The heavy curtains hanging at the windows were a deeper green that, if it wasn’t brocade, was something worse. They were tied back with gold loops that sported tassels. The view of the outside world of Beacon Hill was masked by a scrim of white net, so that nowhere did direct daylight strike into the space. The light in the room seemed to come from the paintings, which in turn were illuminated by spots set into the high ceiling.

  “What else do we have?” Fred said, although he had already done a hasty inventory the moment he first walked in, in an involuntary gesture he feared resembled the appraisal performed by what women knew as “elevator eyes.”

  “The Canaletto was my wife’s,” Clay had told him in passing, when they entered with the Madonna that first day. Clay’s tone of voice he had not been able to read; and in any case he was not really listening. Was it dismissal or affection or, perhaps, a mingling of the two, with a tinge of regret added? The Canaletto looked as if it must have come with the house, and had been hanging between two tall windows overlooking Mountjoy Street since it had first arrived in Boston. It was a horizontal view of a Venetian scene, a gondola builder’s yard, maybe two-and-a-half feet wide by a foot high. A person who knew Venice, or who had known Venice in 1740, would have been able to tell you at which juncture of which canals the painter had been standing when he made the preliminary drawings; the name of the church whose spire was seen over a peculiar rectangular building with Moorish trim; would have been able to tell you what that peculiar building was used for.
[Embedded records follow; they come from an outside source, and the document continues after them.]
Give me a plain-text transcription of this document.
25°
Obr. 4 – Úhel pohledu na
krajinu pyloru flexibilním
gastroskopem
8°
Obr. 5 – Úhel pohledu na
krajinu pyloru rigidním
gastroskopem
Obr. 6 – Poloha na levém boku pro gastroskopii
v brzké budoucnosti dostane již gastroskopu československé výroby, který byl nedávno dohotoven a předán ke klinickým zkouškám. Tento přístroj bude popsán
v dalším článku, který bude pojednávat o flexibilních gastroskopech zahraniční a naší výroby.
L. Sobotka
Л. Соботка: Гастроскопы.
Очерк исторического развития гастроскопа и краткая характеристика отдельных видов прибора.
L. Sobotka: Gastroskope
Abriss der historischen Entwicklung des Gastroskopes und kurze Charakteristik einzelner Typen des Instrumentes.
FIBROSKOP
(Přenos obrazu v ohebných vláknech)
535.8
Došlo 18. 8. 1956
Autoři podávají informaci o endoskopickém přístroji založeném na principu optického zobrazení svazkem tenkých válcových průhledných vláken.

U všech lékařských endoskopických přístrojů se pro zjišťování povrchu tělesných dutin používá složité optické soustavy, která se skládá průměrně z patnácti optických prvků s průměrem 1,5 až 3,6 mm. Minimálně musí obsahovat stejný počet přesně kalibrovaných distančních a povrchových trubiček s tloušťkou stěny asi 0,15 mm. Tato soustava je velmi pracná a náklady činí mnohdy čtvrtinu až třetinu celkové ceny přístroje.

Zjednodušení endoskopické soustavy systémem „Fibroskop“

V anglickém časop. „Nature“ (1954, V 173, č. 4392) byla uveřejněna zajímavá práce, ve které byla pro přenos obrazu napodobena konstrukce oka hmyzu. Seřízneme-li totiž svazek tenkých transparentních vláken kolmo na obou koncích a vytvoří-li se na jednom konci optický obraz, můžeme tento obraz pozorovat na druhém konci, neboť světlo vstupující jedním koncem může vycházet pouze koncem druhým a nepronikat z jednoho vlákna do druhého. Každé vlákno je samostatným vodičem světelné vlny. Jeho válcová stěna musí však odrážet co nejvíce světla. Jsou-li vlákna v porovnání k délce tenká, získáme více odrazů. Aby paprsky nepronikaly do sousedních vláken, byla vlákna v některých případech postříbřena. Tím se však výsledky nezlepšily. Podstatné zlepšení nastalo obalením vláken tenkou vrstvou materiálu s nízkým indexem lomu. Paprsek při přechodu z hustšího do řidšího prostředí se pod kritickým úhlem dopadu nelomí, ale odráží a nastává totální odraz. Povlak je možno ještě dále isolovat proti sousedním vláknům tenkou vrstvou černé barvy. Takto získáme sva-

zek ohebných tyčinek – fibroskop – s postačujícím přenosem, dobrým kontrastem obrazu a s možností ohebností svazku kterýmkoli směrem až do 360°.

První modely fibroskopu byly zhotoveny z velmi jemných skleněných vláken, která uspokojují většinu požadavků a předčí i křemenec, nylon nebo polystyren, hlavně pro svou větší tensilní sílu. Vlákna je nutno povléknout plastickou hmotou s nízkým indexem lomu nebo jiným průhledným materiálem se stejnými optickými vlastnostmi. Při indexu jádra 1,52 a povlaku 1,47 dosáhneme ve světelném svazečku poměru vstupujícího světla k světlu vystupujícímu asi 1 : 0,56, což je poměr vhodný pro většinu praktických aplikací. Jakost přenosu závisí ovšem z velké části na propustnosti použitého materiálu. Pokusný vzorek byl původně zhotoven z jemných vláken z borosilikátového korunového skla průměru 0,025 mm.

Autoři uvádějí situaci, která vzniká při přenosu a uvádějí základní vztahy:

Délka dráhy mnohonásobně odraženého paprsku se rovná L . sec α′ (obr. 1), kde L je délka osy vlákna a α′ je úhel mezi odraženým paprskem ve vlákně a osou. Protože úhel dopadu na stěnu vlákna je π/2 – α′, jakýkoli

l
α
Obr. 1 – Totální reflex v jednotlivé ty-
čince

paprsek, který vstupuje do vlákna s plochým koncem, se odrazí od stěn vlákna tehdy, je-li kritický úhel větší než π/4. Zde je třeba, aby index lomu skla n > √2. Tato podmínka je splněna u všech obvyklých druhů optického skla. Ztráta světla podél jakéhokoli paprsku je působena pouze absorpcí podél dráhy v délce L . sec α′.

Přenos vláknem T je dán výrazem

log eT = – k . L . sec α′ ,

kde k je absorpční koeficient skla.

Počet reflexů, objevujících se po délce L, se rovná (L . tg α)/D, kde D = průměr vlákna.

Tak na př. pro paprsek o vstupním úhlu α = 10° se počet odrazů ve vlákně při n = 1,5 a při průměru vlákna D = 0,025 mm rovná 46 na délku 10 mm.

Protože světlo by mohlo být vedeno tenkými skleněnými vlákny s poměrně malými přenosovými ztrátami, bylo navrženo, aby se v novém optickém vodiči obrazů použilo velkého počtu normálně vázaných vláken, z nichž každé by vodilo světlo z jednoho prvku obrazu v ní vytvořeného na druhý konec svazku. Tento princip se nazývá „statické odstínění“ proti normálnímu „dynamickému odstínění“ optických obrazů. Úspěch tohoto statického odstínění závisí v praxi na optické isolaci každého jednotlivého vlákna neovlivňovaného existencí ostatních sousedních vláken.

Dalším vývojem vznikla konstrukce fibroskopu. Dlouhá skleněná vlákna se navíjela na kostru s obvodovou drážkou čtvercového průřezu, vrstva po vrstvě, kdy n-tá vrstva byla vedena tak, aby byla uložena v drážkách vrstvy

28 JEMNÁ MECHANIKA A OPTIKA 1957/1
The boats and the business and the scurrying people were presumably made up, or were a composite of activities the painter had jotted down in a notebook. If you were little, and sick, and stuck in bed with the thing on an opposite wall, it might amuse you to speculate over the lives and projects of the men; to count them; to note the variety of their clothing, and to ask why so many men appeared, and so few women.

  Though what intrigued the painter was none of that. He loved the stage set, the gliding grace of the square-rigged buildings made almost to float on glass. The cruelty of the Venetian civilization was beautifully masked by the elegance of its commerce, and by the fact that, like the cruelty of all civilized constructions, it protected many decent humble people too busy, most of the time, to indulge in the small cruelties their natures invited them to try.